Cold Metal Stitching
There is also the option of sewing metal together, just like you shed tears in clothes. The problem is that the sewing itself is sensitive to temperature changes, which is why it is not always the best solution. Repairing a broken engine block is also a more expensive option due to time constraints and difficulty performing.
If you have a quick crack in your engine block before it gets too big, you will probably be able to use a commercial sealant. This type of product integrates into the cooling system and seals the gap. But, if it is built into something bigger, you will have to resort to one of the other options to repair the cracked engine block.
Frequently Asked Questions About Cracked Engine Block
Is it Covered Under Warranty?
If your car is still under your manufacturer’s warranty, it is possible to cover it, as well as for extended coverage. If you are out of your warranty, the best check is to see if there is an open memory. However, if the cause comes from an addon like Supercharger, it will not be valid.

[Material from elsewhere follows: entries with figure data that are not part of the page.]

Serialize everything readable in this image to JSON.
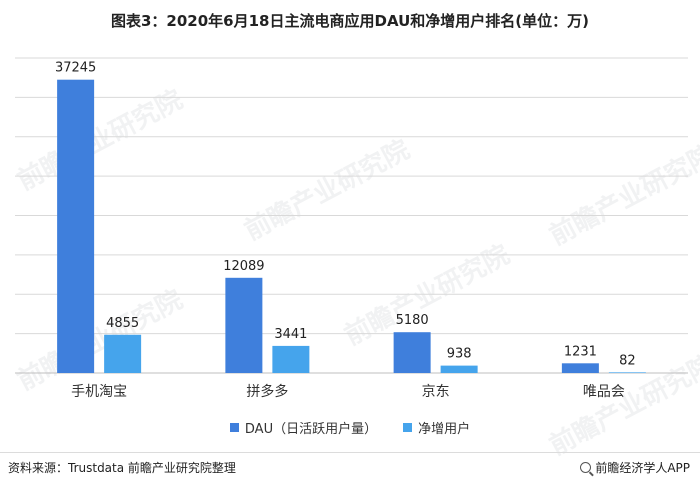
{
  "title": "图表3：2020年6月18日主流电商应用DAU和净增用户排名(单位：万)",
  "source": "资料来源：Trustdata 前瞻产业研究院整理",
  "credit": "前瞻经济学人APP",
  "watermark": "前瞻产业研究院",
  "colors": {
    "dau": "#3f7fdc",
    "net": "#45a4ec",
    "grid": "#d9d9d9",
    "axis": "#bfbfbf"
  },
  "chart_data": {
    "type": "bar",
    "title": "图表3：2020年6月18日主流电商应用DAU和净增用户排名(单位：万)",
    "categories": [
      "手机淘宝",
      "拼多多",
      "京东",
      "唯品会"
    ],
    "series": [
      {
        "name": "DAU（日活跃用户量）",
        "values": [
          37245,
          12089,
          5180,
          1231
        ]
      },
      {
        "name": "净增用户",
        "values": [
          4855,
          3441,
          938,
          82
        ]
      }
    ],
    "ylim": [
      0,
      40000
    ],
    "grid": true,
    "legend_position": "bottom"
  }
}
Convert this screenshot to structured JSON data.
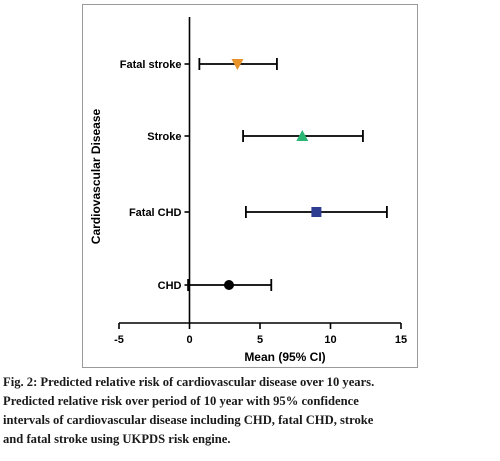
{
  "figure": {
    "caption_lines": [
      "Fig. 2: Predicted relative risk of cardiovascular disease over 10 years.",
      "Predicted relative risk over period of 10 year with 95% confidence",
      "intervals of cardiovascular disease including CHD, fatal CHD, stroke",
      "and fatal stroke using UKPDS risk engine."
    ]
  },
  "chart_data": {
    "type": "forest-plot (horizontal error bars)",
    "xlabel": "Mean (95% CI)",
    "ylabel": "Cardiovascular Disease",
    "xlim": [
      -5,
      15
    ],
    "x_ticks": [
      -5,
      0,
      5,
      10,
      15
    ],
    "reference_line_x": 0,
    "grid": false,
    "categories": [
      "Fatal stroke",
      "Stroke",
      "Fatal CHD",
      "CHD"
    ],
    "points": [
      {
        "label": "Fatal stroke",
        "mean": 3.4,
        "ci_low": 0.7,
        "ci_high": 6.2,
        "marker": "triangle-down",
        "color": "#E8922A"
      },
      {
        "label": "Stroke",
        "mean": 8.0,
        "ci_low": 3.8,
        "ci_high": 12.3,
        "marker": "triangle-up",
        "color": "#2BB673"
      },
      {
        "label": "Fatal CHD",
        "mean": 9.0,
        "ci_low": 4.0,
        "ci_high": 14.0,
        "marker": "square",
        "color": "#2E3D91"
      },
      {
        "label": "CHD",
        "mean": 2.8,
        "ci_low": -0.1,
        "ci_high": 5.8,
        "marker": "circle",
        "color": "#000000"
      }
    ]
  }
}
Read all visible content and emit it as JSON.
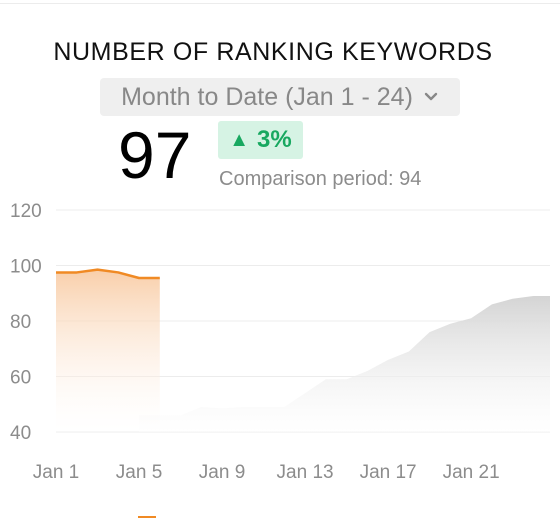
{
  "header": {
    "title": "NUMBER OF RANKING KEYWORDS",
    "period": "Month to Date (Jan 1 - 24)"
  },
  "kpi": {
    "value": "97",
    "change": "3%",
    "change_direction": "up",
    "comparison_label": "Comparison period:",
    "comparison_value": "94"
  },
  "colors": {
    "current": "#f08a24",
    "comparison": "#d9d9d9",
    "positive": "#18a860"
  },
  "icons": {
    "dropdown": "chevron-down-icon",
    "change": "triangle-up-icon"
  },
  "chart_data": {
    "type": "area",
    "title": "NUMBER OF RANKING KEYWORDS",
    "xlabel": "",
    "ylabel": "",
    "ylim": [
      40,
      120
    ],
    "yticks": [
      40,
      60,
      80,
      100,
      120
    ],
    "xlim": [
      1,
      24.8
    ],
    "xticks": [
      {
        "value": 1,
        "label": "Jan 1"
      },
      {
        "value": 5,
        "label": "Jan 5"
      },
      {
        "value": 9,
        "label": "Jan 9"
      },
      {
        "value": 13,
        "label": "Jan 13"
      },
      {
        "value": 17,
        "label": "Jan 17"
      },
      {
        "value": 21,
        "label": "Jan 21"
      }
    ],
    "grid": true,
    "series": [
      {
        "name": "",
        "role": "current",
        "x": [
          1,
          2,
          3,
          4,
          5,
          6
        ],
        "values": [
          97.5,
          97.5,
          98.5,
          97.5,
          95.5,
          95.5
        ]
      },
      {
        "name": "",
        "role": "comparison",
        "x": [
          5,
          6,
          7,
          8,
          9,
          10,
          11,
          12,
          13,
          14,
          15,
          16,
          17,
          18,
          19,
          20,
          21,
          22,
          23,
          24,
          24.8
        ],
        "values": [
          46,
          46,
          46,
          49,
          48.5,
          49,
          49,
          49,
          54,
          59,
          59,
          62,
          66,
          69,
          76,
          79,
          81,
          86,
          88,
          89,
          89
        ]
      }
    ]
  }
}
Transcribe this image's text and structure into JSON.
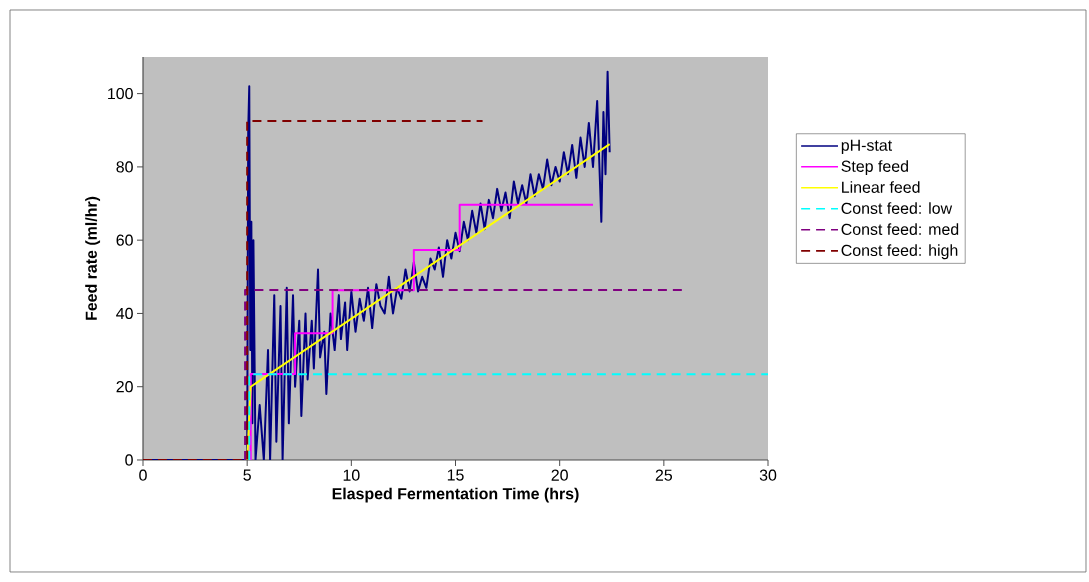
{
  "chart_data": {
    "type": "line",
    "xlabel": "Elasped Fermentation Time (hrs)",
    "ylabel": "Feed rate (ml/hr)",
    "xlim": [
      0,
      30
    ],
    "ylim": [
      0,
      110
    ],
    "xticks": [
      0,
      5,
      10,
      15,
      20,
      25,
      30
    ],
    "yticks": [
      0,
      20,
      40,
      60,
      80,
      100
    ],
    "legend": "right",
    "line_style": "solid",
    "series": [
      {
        "name": "pH-stat",
        "color": "#000080",
        "x": [
          0,
          5.0,
          5.05,
          5.1,
          5.15,
          5.2,
          5.25,
          5.3,
          5.4,
          5.6,
          5.8,
          6.0,
          6.1,
          6.3,
          6.4,
          6.6,
          6.7,
          6.9,
          7.0,
          7.2,
          7.3,
          7.5,
          7.6,
          7.8,
          7.9,
          8.1,
          8.2,
          8.4,
          8.5,
          8.7,
          8.8,
          9.0,
          9.2,
          9.4,
          9.5,
          9.7,
          9.8,
          10.0,
          10.2,
          10.4,
          10.6,
          10.8,
          11.0,
          11.2,
          11.4,
          11.6,
          11.8,
          12.0,
          12.2,
          12.4,
          12.6,
          12.8,
          13.0,
          13.2,
          13.4,
          13.6,
          13.8,
          14.0,
          14.2,
          14.4,
          14.6,
          14.8,
          15.0,
          15.2,
          15.4,
          15.6,
          15.8,
          16.0,
          16.2,
          16.4,
          16.6,
          16.8,
          17.0,
          17.2,
          17.4,
          17.6,
          17.8,
          18.0,
          18.2,
          18.4,
          18.6,
          18.8,
          19.0,
          19.2,
          19.4,
          19.6,
          19.8,
          20.0,
          20.2,
          20.4,
          20.6,
          20.8,
          21.0,
          21.2,
          21.4,
          21.6,
          21.8,
          22.0,
          22.1,
          22.2,
          22.3,
          22.4
        ],
        "values": [
          0,
          0,
          90,
          102,
          30,
          65,
          10,
          60,
          0,
          15,
          0,
          30,
          0,
          45,
          5,
          42,
          0,
          47,
          10,
          45,
          20,
          38,
          12,
          40,
          22,
          38,
          25,
          52,
          28,
          35,
          18,
          40,
          30,
          45,
          33,
          43,
          30,
          46,
          35,
          44,
          38,
          47,
          36,
          48,
          42,
          40,
          50,
          40,
          47,
          44,
          52,
          46,
          54,
          46,
          50,
          47,
          55,
          52,
          58,
          50,
          60,
          55,
          62,
          57,
          65,
          60,
          68,
          62,
          70,
          63,
          71,
          66,
          74,
          68,
          73,
          66,
          76,
          70,
          75,
          70,
          78,
          72,
          78,
          74,
          82,
          75,
          80,
          76,
          84,
          78,
          86,
          77,
          88,
          80,
          92,
          80,
          98,
          65,
          95,
          78,
          106,
          84
        ]
      },
      {
        "name": "Step feed",
        "color": "#ff00ff",
        "x": [
          5.17,
          5.17,
          7.3,
          7.3,
          9.1,
          9.1,
          13.0,
          13.0,
          15.2,
          15.2,
          21.6
        ],
        "values": [
          0,
          23.5,
          23.5,
          34.6,
          34.6,
          46.3,
          46.3,
          57.3,
          57.3,
          69.7,
          69.7
        ]
      },
      {
        "name": "Linear feed",
        "color": "#ffff00",
        "x": [
          5.0,
          5.17,
          22.4
        ],
        "values": [
          0,
          20,
          86.2
        ]
      },
      {
        "name": "Const feed: low",
        "color": "#00ffff",
        "line_style": "dashed",
        "x": [
          5.1,
          5.1,
          30
        ],
        "values": [
          0,
          23.4,
          23.4
        ]
      },
      {
        "name": "Const feed: med",
        "color": "#800080",
        "line_style": "dashed",
        "x": [
          4.9,
          4.9,
          25.9
        ],
        "values": [
          0,
          46.4,
          46.4
        ]
      },
      {
        "name": "Const feed: high",
        "color": "#800000",
        "line_style": "dashed",
        "x": [
          0,
          5.0,
          5.0,
          16.3
        ],
        "values": [
          0,
          0,
          92.5,
          92.5
        ]
      }
    ]
  }
}
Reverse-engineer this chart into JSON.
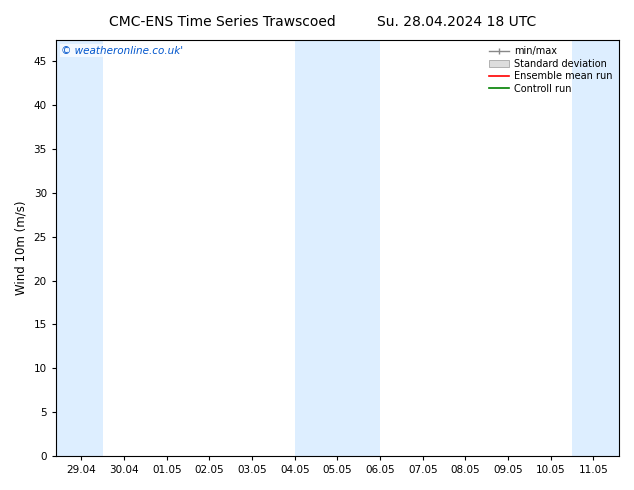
{
  "title_left": "CMC-ENS Time Series Trawscoed",
  "title_right": "Su. 28.04.2024 18 UTC",
  "ylabel": "Wind 10m (m/s)",
  "watermark": "© weatheronline.co.uk'",
  "ylim": [
    0,
    47.5
  ],
  "yticks": [
    0,
    5,
    10,
    15,
    20,
    25,
    30,
    35,
    40,
    45
  ],
  "xtick_labels": [
    "29.04",
    "30.04",
    "01.05",
    "02.05",
    "03.05",
    "04.05",
    "05.05",
    "06.05",
    "07.05",
    "08.05",
    "09.05",
    "10.05",
    "11.05"
  ],
  "shade_color": "#ddeeff",
  "background_color": "#ffffff",
  "legend_items": [
    "min/max",
    "Standard deviation",
    "Ensemble mean run",
    "Controll run"
  ],
  "legend_colors": [
    "#888888",
    "#cccccc",
    "#ff0000",
    "#008000"
  ],
  "title_fontsize": 10,
  "tick_fontsize": 7.5,
  "ylabel_fontsize": 8.5,
  "watermark_color": "#0055cc",
  "watermark_fontsize": 7.5
}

Can I Sell A Car With A Cracked Engine Block?
Of course, make sure you protect yourself. Hopefully, it is always better to disclose any known issues to the buyer instead.
Is It Possible To Repair A Cracked Engine Block?
It depends on the vehicle. If the cost of repairing a cracked engine block exceeds the cost of installing a rebuilt engine instead, then no, that’s not the case. The price of your car is the same, and if the fixing cost is much higher than its price, you are likely to get rid of it.
Cracked engine blocks are not a minor problem, but that doesn’t mean you have to get rid of your car right away. Sometimes, minor cracks can be easily fixed with the use of commercial sealant without tearing the engine.
Other times, major repairs are needed and will get you a hefty refund. Either way, you should evaluate your specific situation to determine if you are better off repairing the car or just selling it.